La loi du 23 avril 2005 fixe ainsi le cadre du P.P.R.E. :
« Au terme de chaque année scolaire, à l’issue d’un dialogue et après avoir recueilli l’avis des parents ou du responsable légal de l’élève, le conseil des maîtres dans le premier degré ou le conseil de classe présidé par le chef d’établissement dans le second degré se prononce sur les conditions dans lesquelles se poursuit la scolarité de l’élève. S’il estime nécessaire, il propose la mise en place d’un dispositif de soutien, notamment dans le cadre d’un programme personnalisé de réussite éducative ».
Cette loi et les textes officiels qui l'accompagnent indiquent les modalités de la mise en place du P.P.R.E. : destinataires, partenaires du projet, contractualisation, évaluation. Le propos n'est pas de les rappeler ici, on les retrouvera dans les références citées à la rubrique DOCUMENTATION. Les textes officiels précisent en outre les orientations pédagogiques qui doivent être retenues dans la mise en oeuvre du P.P.R.E. On en retiendra ici les deux principaux aspects qui orientent la conduite d'activités par l'enseignant.
Un maître, une différenciation
Si l'aide pédagogique envisagée dans le P.P.R.E. est une aide d’équipe impliquant différents partenaires tels qu'enseignant du Réseau d’Aides ou maître supplémentaire, le premier acteur en est le maître de la classe. Car, comme le rappelle l'Inspection Générale, la classe reste la structure de référence et le cadre de la différenciation pédagogique; Les P.P.R.E. se déroulent en articulation directe et étroite avec la classe et le cours.

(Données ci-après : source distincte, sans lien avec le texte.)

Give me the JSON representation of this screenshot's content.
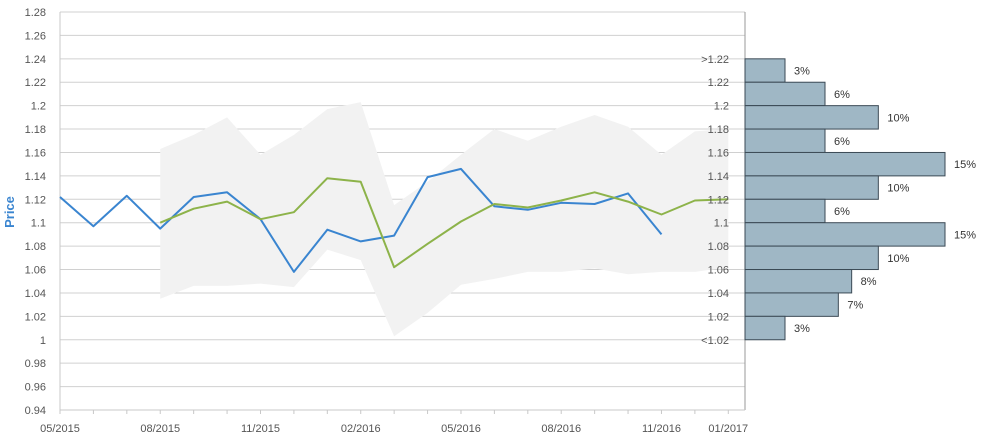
{
  "chart_data": {
    "type": "line",
    "ylabel": "Price",
    "ylim": [
      0.94,
      1.28
    ],
    "y_ticks": [
      "0.94",
      "0.96",
      "0.98",
      "1",
      "1.02",
      "1.04",
      "1.06",
      "1.08",
      "1.1",
      "1.12",
      "1.14",
      "1.16",
      "1.18",
      "1.2",
      "1.22",
      "1.24",
      "1.26",
      "1.28"
    ],
    "x_labels": [
      "05/2015",
      "08/2015",
      "11/2015",
      "02/2016",
      "05/2016",
      "08/2016",
      "11/2016",
      "01/2017"
    ],
    "grid": true,
    "series": [
      {
        "color": "#3a85d0",
        "x": [
          "05/2015",
          "06/2015",
          "07/2015",
          "08/2015",
          "09/2015",
          "10/2015",
          "11/2015",
          "12/2015",
          "01/2016",
          "02/2016",
          "03/2016",
          "04/2016",
          "05/2016",
          "06/2016",
          "07/2016",
          "08/2016",
          "09/2016",
          "10/2016",
          "11/2016"
        ],
        "values": [
          1.122,
          1.097,
          1.123,
          1.095,
          1.122,
          1.126,
          1.103,
          1.058,
          1.094,
          1.084,
          1.089,
          1.139,
          1.146,
          1.114,
          1.111,
          1.117,
          1.116,
          1.125,
          1.09
        ]
      },
      {
        "color": "#8db34a",
        "x": [
          "08/2015",
          "09/2015",
          "10/2015",
          "11/2015",
          "12/2015",
          "01/2016",
          "02/2016",
          "03/2016",
          "04/2016",
          "05/2016",
          "06/2016",
          "07/2016",
          "08/2016",
          "09/2016",
          "10/2016",
          "11/2016",
          "12/2016",
          "01/2017"
        ],
        "values": [
          1.1,
          1.112,
          1.118,
          1.103,
          1.109,
          1.138,
          1.135,
          1.062,
          1.082,
          1.101,
          1.116,
          1.113,
          1.119,
          1.126,
          1.118,
          1.107,
          1.119,
          1.12
        ]
      }
    ],
    "band": {
      "color": "#f2f2f2",
      "x": [
        "08/2015",
        "09/2015",
        "10/2015",
        "11/2015",
        "12/2015",
        "01/2016",
        "02/2016",
        "03/2016",
        "04/2016",
        "05/2016",
        "06/2016",
        "07/2016",
        "08/2016",
        "09/2016",
        "10/2016",
        "11/2016",
        "12/2016",
        "01/2017"
      ],
      "upper": [
        1.163,
        1.175,
        1.19,
        1.158,
        1.175,
        1.197,
        1.203,
        1.115,
        1.135,
        1.158,
        1.18,
        1.17,
        1.182,
        1.192,
        1.182,
        1.158,
        1.178,
        1.18
      ],
      "lower": [
        1.035,
        1.046,
        1.046,
        1.048,
        1.045,
        1.077,
        1.068,
        1.003,
        1.023,
        1.047,
        1.052,
        1.058,
        1.058,
        1.061,
        1.056,
        1.058,
        1.058,
        1.062
      ]
    },
    "distribution": {
      "color": "#9fb7c5",
      "bins": [
        {
          "label": ">1.22",
          "percent": 3,
          "percent_label": "3%"
        },
        {
          "label": "1.22",
          "percent": 6,
          "percent_label": "6%"
        },
        {
          "label": "1.2",
          "percent": 10,
          "percent_label": "10%"
        },
        {
          "label": "1.18",
          "percent": 6,
          "percent_label": "6%"
        },
        {
          "label": "1.16",
          "percent": 15,
          "percent_label": "15%"
        },
        {
          "label": "1.14",
          "percent": 10,
          "percent_label": "10%"
        },
        {
          "label": "1.12",
          "percent": 6,
          "percent_label": "6%"
        },
        {
          "label": "1.1",
          "percent": 15,
          "percent_label": "15%"
        },
        {
          "label": "1.08",
          "percent": 10,
          "percent_label": "10%"
        },
        {
          "label": "1.06",
          "percent": 8,
          "percent_label": "8%"
        },
        {
          "label": "1.04",
          "percent": 7,
          "percent_label": "7%"
        },
        {
          "label": "1.02",
          "percent": 3,
          "percent_label": "3%"
        },
        {
          "label": "<1.02",
          "percent": null,
          "percent_label": ""
        }
      ]
    }
  }
}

Ainsi, la personnalisation ou l'individualisation du programme ne signifient pas cours particulier. Les P.P.R.E. , s’ils écartent parfois les élèves du fonctionnement collectif habituel, ils ne les isolent pas dans un groupe fixe et durable, encore moins dans un tête-à-tête avec un enseignant spécialisé . Ce qui conduit à choisir une certaine forme de différenciation pédagogique, comme il est explicité plus loin. On aidera l'élève à la fois dans des moments particuliers, dans le cadre de groupes à effectifs restreints permettant l’individualisation des apports, et au sein même de la classe dans le cadre de la mise en oeuvre d’une pédagogie différenciée adaptée.
Un objectif, une aide aux stratégies
Le rapport de l'Inspection Générale sur la mise en place des P.P.R.E. souligne l'objectif méthodologique assigné au P.P.R.E. :
“Le PPRE concerne prioritairement les apprentissages scolaires ; il a une dominante disciplinaire mais aussi des composantes méthodologiques et comportementales (...) Dans sa composante disciplinaire, le PPRE peut induire une approche centrée à la fois sur les compétences stratégiques sans lesquelles aucun apprentissage ne peut se construire (...) Référé au socle commun, il vise plutôt l’acquisition des compétences c’est à dire les connaissances, capacités et attitudes plutôt que les acquisitions liées strictement aux programmes.”
Il apparaît ainsi que l'objectif de l'aide est bien davantage de faire acquérir des stratégies d'apprentissage plutôt que des notions purement disciplinaires. On doit donc interroger d'une part la problématique de l'apprentissage (pour y distinguer trois temps) et d'autre part les stratégies cognitives (en les faisant correspondre à ces trois temps). On pourra alors concevoir des activités de mobilisation des acquis, d'émergence des représentations, de diversification des procédures, de résolution de problème nouveau, etc.